The Scottish Law Commission report on Incapable Adults in 1995 , felt that the courts had the benefit of continuity over any new tribunal system. That would remain the case now but given the MHTS has been established for over 10 years, the same argument could be said to apply to the MHTS.

Make up of Panel/Court

The tribunal panel is made up of a legal convener, a medical expert (a doctor) and a lay person (who has generally worked in the health field). This allows a greater perspective on the case and all parties are focused on mental health. The panel is less likely to be versed in financial matters. The legal convener may have some prior experience of financial matters.

Applications under the AWI legislation form a small percentage of the civil business for sheriff courts. This can mean sheriffs in more rural areas may deal with only a handful of such cases in a year. There are a number of sheriffs who specialise in AWI matters, and a number of courts now run specialised AWI hearings but at present these are mainly in the larger city centres.


In terms of training, the MHT is solely focused on mental health matters. At present it receives input from organisations providing advisory services enabling the tribunal to provide a service which is focused on the care and treatment of the patients who come before the tribunal. The tribunal members would require training on financial matters and the different requirements of the AWI legislation and UNCRPD.

In the event of AWI matters remaining within the court system, we would anticipate additional training being provided for sheriffs on the requirements of the UNCRPD and how best to facilitate those requirements within the court system. The Judicial Institute which provides training for the judiciary has a well established reputation for not just legal training but specific skills training required for the judiciary such as court and case management, and has developed modules on matters such as diversity awareness and equal treatment so would be well placed to provide such training.
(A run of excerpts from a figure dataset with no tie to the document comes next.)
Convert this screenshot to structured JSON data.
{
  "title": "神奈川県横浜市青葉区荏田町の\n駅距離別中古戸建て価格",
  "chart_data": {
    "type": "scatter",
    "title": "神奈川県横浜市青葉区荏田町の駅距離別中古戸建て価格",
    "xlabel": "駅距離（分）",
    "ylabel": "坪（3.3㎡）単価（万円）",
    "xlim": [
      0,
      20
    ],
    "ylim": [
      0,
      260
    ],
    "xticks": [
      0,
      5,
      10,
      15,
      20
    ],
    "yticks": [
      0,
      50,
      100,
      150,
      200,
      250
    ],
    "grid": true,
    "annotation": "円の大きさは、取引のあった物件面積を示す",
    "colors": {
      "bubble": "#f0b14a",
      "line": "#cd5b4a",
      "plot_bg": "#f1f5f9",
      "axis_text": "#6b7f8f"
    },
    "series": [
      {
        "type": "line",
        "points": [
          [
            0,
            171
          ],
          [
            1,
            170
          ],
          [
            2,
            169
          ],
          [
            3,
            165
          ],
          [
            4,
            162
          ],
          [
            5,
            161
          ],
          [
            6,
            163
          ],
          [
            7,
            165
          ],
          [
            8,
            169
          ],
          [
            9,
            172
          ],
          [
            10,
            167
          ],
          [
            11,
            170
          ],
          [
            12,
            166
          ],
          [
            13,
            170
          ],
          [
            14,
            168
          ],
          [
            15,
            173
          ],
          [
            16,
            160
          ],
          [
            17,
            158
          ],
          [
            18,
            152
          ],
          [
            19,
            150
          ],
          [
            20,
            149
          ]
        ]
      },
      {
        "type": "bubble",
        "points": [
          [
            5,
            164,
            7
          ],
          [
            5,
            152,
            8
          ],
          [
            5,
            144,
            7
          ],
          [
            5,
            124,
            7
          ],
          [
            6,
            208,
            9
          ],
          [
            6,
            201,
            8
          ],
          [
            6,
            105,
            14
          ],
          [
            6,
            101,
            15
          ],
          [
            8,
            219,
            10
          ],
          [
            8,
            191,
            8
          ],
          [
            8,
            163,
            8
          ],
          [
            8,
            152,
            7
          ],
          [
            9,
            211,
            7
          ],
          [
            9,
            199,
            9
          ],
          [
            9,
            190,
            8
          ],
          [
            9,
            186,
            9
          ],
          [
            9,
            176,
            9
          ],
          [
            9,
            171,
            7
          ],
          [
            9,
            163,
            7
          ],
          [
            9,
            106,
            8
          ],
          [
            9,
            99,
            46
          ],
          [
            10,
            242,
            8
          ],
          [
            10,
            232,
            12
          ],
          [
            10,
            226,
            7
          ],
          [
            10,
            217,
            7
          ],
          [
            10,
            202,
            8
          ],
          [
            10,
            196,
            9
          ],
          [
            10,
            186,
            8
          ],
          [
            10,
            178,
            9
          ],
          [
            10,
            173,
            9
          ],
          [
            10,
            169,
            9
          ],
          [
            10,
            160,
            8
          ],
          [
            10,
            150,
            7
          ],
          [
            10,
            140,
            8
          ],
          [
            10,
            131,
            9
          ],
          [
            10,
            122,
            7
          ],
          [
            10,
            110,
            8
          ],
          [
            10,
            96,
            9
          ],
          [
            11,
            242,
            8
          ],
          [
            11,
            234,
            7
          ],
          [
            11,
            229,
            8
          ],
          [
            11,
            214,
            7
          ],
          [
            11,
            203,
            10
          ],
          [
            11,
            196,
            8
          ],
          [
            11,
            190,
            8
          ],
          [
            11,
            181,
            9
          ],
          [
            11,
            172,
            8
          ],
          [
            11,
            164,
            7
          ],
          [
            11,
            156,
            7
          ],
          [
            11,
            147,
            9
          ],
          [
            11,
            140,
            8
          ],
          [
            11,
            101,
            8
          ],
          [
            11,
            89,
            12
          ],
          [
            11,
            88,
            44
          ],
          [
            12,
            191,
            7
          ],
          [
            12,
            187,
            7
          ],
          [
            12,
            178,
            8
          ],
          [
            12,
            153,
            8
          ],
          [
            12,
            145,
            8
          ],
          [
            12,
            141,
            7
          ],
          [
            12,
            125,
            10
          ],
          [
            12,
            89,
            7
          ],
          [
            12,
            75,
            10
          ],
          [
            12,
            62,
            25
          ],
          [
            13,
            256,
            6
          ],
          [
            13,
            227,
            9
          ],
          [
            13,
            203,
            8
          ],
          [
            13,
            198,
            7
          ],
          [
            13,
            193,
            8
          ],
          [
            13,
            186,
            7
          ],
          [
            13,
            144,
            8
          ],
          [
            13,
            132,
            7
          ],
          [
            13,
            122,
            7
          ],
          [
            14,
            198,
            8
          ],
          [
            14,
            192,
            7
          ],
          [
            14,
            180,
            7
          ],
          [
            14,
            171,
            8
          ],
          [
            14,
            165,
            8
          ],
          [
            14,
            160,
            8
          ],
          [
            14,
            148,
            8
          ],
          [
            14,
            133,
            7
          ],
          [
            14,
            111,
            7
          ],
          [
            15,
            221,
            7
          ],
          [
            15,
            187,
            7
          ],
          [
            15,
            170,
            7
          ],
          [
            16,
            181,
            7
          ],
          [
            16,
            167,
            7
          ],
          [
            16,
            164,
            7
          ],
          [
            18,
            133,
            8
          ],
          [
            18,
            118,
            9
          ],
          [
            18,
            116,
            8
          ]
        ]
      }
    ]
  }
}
As mentioned in chapter 2, as part of the consultation process we will be gathering information to enable us to fully assess the costs of the proposals within the consultation, including of course costs that would be involved in changing sheriff court practice to reflect the requirements of amended AWI legislation, or costs incurred in transferring AWI cases to the MHTS, and the changes that would be subsequently required to that tribunal.


Which of the following options do you think would be the appropriate approach for cases under the AWI legislation?

Office of the Public Guardian considering grade 1 applications, a Sheriff in chambers considering grade 2 applications on the basis of documents received, then a Sheriff conducting a hearing for grade 3 applications.


Office of the Public Guardian considering grade 1 applications, with a legal member of the Mental Health Tribunal for Scotland considering grade 2 applications on the basis of the documents received, then a 3 member Mental Health Tribunal hearing grade 3 applications.

Please give reasons for your answer.

Please also give your views on the level of scrutiny suggested for each grade of guardianship application.

If you have any further comments on the proposals for the forum, please add them here.